If this is unintended behavior, the fix would be to read the destination address used in the initial packet and then bind to that address manually before
connect
. Reading this link, it's no surprise so few UDP programs bother to do this -- the APIs don't make it easy to get this info, and probably nobody tests their code on multi-home systems.
I ran into this as well. The issue is indeed as you describe it. The iperf server opens a UDP socket, binds it to whatever it has to listen for incoming packets on, then when it receives the first packet from the client, it connects that socket to the client's address/port as reported by recvfrom. After that, it opens and binds a new socket to be used for new incoming packets, while keeping the previous socket for this session.
I have managed to write a quick-and-dirty fix. The only reliable way to make the kernel use the right source address is to bind the socket to it, but the current session socket has already been bound (and re-binding is forbidden). So a new socket has to be created, bound to the right source address (taken from the ip_pktinfo/ip6_pktinfo ancillary data) and connected to the client's address and port.
While this approach works, it is certainly not a fix satisfactory enough for the maintainers, as it is not satisfactory enough for me at least. Nevertheless, if you're interested, I can make a pull request.
Just to chime in and say, I just ran into this issue as well using iperf3 version 3.14 as the server. I had to -B
bind to the interface I needed.
@iazz,
While this approach works, it is certainly not a fix satisfactory enough for the maintainers, as it is not satisfactory enough for me at least.

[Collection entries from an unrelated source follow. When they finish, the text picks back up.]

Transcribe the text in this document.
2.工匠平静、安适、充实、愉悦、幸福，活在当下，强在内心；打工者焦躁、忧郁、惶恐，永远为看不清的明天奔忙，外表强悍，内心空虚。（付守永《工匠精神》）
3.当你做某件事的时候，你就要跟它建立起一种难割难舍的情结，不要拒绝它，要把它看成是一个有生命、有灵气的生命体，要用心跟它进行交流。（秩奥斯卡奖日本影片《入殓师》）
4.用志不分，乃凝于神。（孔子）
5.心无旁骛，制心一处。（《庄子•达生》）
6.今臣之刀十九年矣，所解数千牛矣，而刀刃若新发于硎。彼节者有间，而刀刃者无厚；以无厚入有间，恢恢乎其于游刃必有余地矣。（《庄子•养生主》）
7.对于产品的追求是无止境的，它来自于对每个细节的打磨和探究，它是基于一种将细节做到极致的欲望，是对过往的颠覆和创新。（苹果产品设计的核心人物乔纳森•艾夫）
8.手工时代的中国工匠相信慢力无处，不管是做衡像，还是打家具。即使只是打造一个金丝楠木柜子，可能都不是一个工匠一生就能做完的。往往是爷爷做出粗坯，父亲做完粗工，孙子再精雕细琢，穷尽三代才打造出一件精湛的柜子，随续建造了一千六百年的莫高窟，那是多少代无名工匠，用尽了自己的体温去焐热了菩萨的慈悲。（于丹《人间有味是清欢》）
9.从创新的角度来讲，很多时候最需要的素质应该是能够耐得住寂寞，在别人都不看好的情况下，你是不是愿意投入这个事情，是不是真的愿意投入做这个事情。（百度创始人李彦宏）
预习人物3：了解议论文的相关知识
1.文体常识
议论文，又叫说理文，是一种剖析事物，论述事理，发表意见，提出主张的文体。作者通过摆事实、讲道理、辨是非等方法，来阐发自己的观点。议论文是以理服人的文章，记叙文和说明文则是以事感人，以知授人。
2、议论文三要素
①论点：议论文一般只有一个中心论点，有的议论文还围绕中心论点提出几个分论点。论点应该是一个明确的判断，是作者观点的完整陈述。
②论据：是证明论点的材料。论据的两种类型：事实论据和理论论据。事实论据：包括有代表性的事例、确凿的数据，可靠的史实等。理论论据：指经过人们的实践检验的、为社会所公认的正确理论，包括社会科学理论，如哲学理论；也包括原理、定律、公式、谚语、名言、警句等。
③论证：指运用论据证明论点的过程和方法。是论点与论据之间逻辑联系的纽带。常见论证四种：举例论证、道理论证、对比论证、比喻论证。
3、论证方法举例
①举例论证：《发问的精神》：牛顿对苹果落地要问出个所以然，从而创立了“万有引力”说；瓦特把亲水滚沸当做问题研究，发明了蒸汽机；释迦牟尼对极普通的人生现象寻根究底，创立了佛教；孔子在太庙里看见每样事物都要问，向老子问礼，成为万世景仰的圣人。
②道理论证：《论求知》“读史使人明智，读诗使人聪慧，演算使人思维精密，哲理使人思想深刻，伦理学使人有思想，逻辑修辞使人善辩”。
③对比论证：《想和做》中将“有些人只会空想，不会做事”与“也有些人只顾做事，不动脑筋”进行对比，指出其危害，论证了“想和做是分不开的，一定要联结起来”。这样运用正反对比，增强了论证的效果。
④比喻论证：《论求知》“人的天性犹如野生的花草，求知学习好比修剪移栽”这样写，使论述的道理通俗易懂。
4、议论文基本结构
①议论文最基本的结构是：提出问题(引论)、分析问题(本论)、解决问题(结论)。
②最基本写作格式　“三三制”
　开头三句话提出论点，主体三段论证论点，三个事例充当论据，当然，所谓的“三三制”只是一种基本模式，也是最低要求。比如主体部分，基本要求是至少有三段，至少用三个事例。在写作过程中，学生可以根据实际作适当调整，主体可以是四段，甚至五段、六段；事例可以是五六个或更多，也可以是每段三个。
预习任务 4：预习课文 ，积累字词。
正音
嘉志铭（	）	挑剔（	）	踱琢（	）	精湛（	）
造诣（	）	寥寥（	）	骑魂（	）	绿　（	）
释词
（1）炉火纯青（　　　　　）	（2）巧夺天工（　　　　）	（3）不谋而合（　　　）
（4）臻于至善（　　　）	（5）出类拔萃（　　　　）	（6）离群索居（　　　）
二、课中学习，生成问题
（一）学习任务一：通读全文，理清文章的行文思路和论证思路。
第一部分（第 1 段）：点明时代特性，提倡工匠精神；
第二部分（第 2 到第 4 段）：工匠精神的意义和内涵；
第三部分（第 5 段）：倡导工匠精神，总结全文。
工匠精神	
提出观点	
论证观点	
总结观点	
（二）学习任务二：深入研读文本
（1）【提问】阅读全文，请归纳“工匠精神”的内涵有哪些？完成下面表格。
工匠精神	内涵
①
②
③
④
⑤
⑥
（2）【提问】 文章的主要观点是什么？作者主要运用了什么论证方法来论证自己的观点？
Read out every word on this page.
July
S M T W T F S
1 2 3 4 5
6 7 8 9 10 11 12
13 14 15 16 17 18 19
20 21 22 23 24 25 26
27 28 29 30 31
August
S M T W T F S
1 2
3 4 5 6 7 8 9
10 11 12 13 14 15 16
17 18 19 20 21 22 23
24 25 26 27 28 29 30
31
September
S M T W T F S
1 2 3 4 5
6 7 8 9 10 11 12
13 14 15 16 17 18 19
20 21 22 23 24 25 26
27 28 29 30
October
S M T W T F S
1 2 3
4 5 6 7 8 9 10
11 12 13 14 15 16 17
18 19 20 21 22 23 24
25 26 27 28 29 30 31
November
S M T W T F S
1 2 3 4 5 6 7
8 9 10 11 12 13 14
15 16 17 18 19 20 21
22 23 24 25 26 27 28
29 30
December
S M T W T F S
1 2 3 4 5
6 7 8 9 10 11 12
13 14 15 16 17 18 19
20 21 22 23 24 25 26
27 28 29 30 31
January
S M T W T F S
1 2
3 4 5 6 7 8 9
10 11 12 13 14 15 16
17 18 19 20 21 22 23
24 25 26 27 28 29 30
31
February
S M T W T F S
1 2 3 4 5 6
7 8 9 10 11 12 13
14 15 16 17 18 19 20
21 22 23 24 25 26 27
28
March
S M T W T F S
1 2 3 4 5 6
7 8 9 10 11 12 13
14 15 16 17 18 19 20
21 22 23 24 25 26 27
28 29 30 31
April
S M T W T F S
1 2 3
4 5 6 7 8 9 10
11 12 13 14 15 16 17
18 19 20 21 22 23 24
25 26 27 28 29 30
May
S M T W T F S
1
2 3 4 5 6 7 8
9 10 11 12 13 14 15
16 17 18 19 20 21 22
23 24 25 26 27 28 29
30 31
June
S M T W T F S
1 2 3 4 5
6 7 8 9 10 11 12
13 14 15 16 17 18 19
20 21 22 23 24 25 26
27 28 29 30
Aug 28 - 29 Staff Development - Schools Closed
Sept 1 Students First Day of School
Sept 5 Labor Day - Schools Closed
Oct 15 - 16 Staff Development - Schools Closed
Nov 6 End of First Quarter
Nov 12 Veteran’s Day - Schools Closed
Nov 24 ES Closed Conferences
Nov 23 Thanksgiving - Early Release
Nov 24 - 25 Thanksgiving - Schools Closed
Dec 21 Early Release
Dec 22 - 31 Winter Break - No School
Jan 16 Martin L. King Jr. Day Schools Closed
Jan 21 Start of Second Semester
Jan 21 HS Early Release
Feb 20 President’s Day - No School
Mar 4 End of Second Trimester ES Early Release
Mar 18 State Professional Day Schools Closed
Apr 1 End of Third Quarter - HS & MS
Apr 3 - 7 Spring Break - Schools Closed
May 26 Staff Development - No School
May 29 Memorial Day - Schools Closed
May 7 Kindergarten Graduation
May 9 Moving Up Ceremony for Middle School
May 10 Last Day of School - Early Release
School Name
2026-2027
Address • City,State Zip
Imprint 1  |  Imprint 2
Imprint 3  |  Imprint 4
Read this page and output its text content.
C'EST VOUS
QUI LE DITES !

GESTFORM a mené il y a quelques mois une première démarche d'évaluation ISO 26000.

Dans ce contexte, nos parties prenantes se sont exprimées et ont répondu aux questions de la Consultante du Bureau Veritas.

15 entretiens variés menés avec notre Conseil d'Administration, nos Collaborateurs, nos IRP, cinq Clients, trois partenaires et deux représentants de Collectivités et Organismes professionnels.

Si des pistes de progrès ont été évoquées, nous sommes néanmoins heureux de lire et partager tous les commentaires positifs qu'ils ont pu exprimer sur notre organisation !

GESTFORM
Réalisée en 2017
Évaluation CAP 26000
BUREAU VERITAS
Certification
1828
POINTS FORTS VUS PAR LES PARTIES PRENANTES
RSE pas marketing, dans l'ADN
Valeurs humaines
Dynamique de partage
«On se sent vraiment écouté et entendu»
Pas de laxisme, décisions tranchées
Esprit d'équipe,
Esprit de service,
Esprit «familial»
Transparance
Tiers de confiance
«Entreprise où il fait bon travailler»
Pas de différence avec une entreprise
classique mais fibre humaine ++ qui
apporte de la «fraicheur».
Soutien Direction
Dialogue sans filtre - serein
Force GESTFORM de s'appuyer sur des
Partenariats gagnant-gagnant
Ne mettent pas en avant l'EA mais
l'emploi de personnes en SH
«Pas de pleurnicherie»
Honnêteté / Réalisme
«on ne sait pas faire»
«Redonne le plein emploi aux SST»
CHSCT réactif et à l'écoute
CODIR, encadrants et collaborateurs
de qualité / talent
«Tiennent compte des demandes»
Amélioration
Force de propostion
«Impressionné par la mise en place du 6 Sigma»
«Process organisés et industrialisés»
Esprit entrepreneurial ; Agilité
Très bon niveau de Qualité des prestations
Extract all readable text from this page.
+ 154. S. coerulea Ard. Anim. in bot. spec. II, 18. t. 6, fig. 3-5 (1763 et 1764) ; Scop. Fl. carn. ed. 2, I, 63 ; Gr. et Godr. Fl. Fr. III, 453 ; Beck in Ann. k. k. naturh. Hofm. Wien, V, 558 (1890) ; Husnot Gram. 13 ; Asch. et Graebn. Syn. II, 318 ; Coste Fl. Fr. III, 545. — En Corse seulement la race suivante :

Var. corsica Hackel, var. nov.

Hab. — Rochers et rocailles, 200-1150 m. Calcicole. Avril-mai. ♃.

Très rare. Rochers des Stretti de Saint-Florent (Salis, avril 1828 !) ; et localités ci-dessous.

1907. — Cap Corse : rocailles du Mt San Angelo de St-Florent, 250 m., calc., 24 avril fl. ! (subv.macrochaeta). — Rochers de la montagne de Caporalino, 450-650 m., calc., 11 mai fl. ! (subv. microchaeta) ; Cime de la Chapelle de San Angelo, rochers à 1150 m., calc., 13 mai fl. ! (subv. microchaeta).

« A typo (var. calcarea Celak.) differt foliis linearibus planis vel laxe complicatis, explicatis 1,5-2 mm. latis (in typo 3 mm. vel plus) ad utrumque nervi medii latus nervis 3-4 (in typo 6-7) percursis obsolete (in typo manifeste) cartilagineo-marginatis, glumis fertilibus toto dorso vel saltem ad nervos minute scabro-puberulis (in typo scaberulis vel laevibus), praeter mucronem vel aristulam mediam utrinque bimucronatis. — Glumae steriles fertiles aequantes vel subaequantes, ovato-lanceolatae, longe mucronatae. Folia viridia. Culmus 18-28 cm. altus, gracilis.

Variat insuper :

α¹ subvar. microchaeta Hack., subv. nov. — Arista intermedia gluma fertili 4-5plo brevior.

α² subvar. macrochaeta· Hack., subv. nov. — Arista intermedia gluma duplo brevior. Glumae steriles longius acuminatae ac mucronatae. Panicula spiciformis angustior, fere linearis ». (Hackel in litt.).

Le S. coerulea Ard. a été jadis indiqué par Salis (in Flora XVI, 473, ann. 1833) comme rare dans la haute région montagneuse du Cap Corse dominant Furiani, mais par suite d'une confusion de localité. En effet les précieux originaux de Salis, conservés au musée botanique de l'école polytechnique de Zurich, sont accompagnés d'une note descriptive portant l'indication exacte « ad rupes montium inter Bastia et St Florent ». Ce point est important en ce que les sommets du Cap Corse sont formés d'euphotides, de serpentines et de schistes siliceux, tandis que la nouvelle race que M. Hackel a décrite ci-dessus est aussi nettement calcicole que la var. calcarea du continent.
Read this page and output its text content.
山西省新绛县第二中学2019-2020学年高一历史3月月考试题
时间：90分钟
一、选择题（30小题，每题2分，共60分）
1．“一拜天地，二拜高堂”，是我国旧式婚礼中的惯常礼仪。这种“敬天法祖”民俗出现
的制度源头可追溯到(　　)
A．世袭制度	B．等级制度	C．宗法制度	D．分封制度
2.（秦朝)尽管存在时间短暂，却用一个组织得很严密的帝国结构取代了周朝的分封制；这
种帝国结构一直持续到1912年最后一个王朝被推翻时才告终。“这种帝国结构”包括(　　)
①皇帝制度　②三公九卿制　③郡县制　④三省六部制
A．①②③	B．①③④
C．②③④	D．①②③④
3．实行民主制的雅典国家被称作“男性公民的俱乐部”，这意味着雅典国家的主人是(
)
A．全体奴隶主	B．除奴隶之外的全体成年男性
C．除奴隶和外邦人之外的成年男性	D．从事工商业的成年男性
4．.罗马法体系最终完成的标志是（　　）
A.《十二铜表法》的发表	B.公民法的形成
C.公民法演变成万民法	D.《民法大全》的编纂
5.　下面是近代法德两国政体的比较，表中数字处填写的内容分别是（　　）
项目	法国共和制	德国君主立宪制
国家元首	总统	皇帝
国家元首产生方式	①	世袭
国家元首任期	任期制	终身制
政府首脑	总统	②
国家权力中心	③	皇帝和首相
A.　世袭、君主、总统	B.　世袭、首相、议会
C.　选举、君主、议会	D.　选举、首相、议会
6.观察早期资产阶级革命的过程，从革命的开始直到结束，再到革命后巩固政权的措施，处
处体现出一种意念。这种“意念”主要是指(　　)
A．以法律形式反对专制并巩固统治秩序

I am not from the maintenance team, but I am interested to understand why you don't believe you fix is not satisfactory. Is it just because it is a kind of a prototype for the real fix? Is it too complex? Other?
@iazz,
While this approach works, it is certainly not a fix satisfactory enough for the maintainers, as it is not satisfactory enough for me at least.
I am not from the maintenance team, but I am interested to understand why you don't believe you fix is not satisfactory. Is it just because it is a kind of a prototype for the real fix? Is it too complex? Other?
Quite frankly, it's been a long time and I can't remember. At first glance, the fix seems quite alright. Maybe it's that this won't work on all platforms. At least it works on Linux.
You can clone it off my repository and give it a shot, if you're interested.